Friday, June 15, 2018

Reading Challenge Update - June 2018

A quick reminder, especially if you are new to the blog here, is that my entire year of Around the World in 52 Books Challenge list has it's own page here.  I have been keeping this up-to-date even if other things aren't as much so!

I've finished 2 books to report on this week.  First up is The Forgotten Beasts of Eld by Patricia McKillip.


Book Summary: Young Sybel, the heiress of powerful wizards, needs the company of no one outside her gates. In her exquisite stone mansion, she is attended by exotic, magical beasts: Riddle-master Cyrin the boar; the treasure-starved dragon Gyld; Gules the Lyon, tawny master of the Southern Deserts; Ter, the fiercely vengeful falcon; Moriah, feline Lady of the Night. Sybel only lacks the mysterious Liralen, which continues to elude her most powerful enchantments.

But when a soldier bearing an infant arrives, Sybel discovers that the world of man and magic is full of both love and deceit—and the possibility of more power than she can possibly imagine.

My Review:  I initially felt that this book was a little stilted after reading the first couple of chapters.  I was never so happy to be wrong before! I LOVED this one.  It's magical and mystical, has a wonderful heroine who has all sorts of layers, as well as a romance, lost and found, in the loveliest troubadour-worthy tradition.  And the beasts!  Such a wonderful collection of personalities and traits.  I fell in love with Ter (her falcon), who is everything you might want in a protector.  While there is a human love story (which is not an easy path for either of the lovers), this is also a love story of Sybel and her animals.  If you haven't checked this one out, go grab is and read it.  All the best bits of fantasy and epic quests in one book.  Another highly recommended read from this year. 

Next up is Amy Tan's Where the Past Begins.


Book Summary: n Where the Past Begins, bestselling author of The Joy Luck Cluband The Valley of Amazement Amy Tan is at her most intimate in revealing the truths and inspirations that underlie her extraordinary fiction. By delving into vivid memories of her traumatic childhood, confessions of self-doubt in her journals, and heartbreaking letters to and from her mother, she gives evidence to all that made it both unlikely and inevitable that she would become a writer. Through spontaneous storytelling, she shows how a fluid fictional state of mind unleashed near-forgotten memories that became the emotional nucleus of her novels. 

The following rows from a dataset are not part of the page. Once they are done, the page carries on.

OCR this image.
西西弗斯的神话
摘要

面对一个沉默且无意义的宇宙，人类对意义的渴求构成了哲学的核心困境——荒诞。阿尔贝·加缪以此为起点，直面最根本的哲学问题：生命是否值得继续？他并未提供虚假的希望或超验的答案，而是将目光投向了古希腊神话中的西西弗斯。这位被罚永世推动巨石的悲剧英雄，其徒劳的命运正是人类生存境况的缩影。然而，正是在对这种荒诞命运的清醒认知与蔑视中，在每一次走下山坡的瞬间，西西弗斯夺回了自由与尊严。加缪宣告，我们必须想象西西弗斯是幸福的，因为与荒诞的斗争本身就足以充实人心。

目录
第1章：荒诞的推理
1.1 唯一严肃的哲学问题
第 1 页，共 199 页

Tan explores shocking truths uncovered by family memorabilia—the real reason behind an IQ test she took at age six, why her parents lied about their education, mysteries surrounding her maternal grandmother—and, for the first time publicly, writes about her complex relationship with her father, who died when she was fifteen. Supplied with candor and characteristic humor, Where the Past Begins takes readers into the idiosyncratic workings of her writer’s mind, a journey that explores memory, imagination, and truth, with fiction serving as both her divining rod and link to meaning.

My Review:  I have read a couple of Amy Tan's fiction works and enjoyed them - maybe not loved them, but enjoyed them.  This nonfiction book, I'm going to be honest, was a bit of a slog for me.  It's subtitled "A Writer's Memoir", but it's more of an amalgamation of bits and pieces from journals and emails and reminiscences about her mother (whose very strong and fairly unpredictable personality and behavior were the model for several characters in her fiction books).  Some parts I found interesting; her thoughts on how she tackles the job of writing and things that affect her (like music and how she uses it as a creative vehicle) I found interesting.  The first chapter in the Linguistics section near the end of the book was just downright painful to get through.  (I skimmed most of it.)

A very mixed bag of information here.  Recommended, I suppose, if you are an ardent fan of her work, but I think there are other better books on the market about the creative process of being a writer and how they pull fiction from reality and incorporate it into their writing.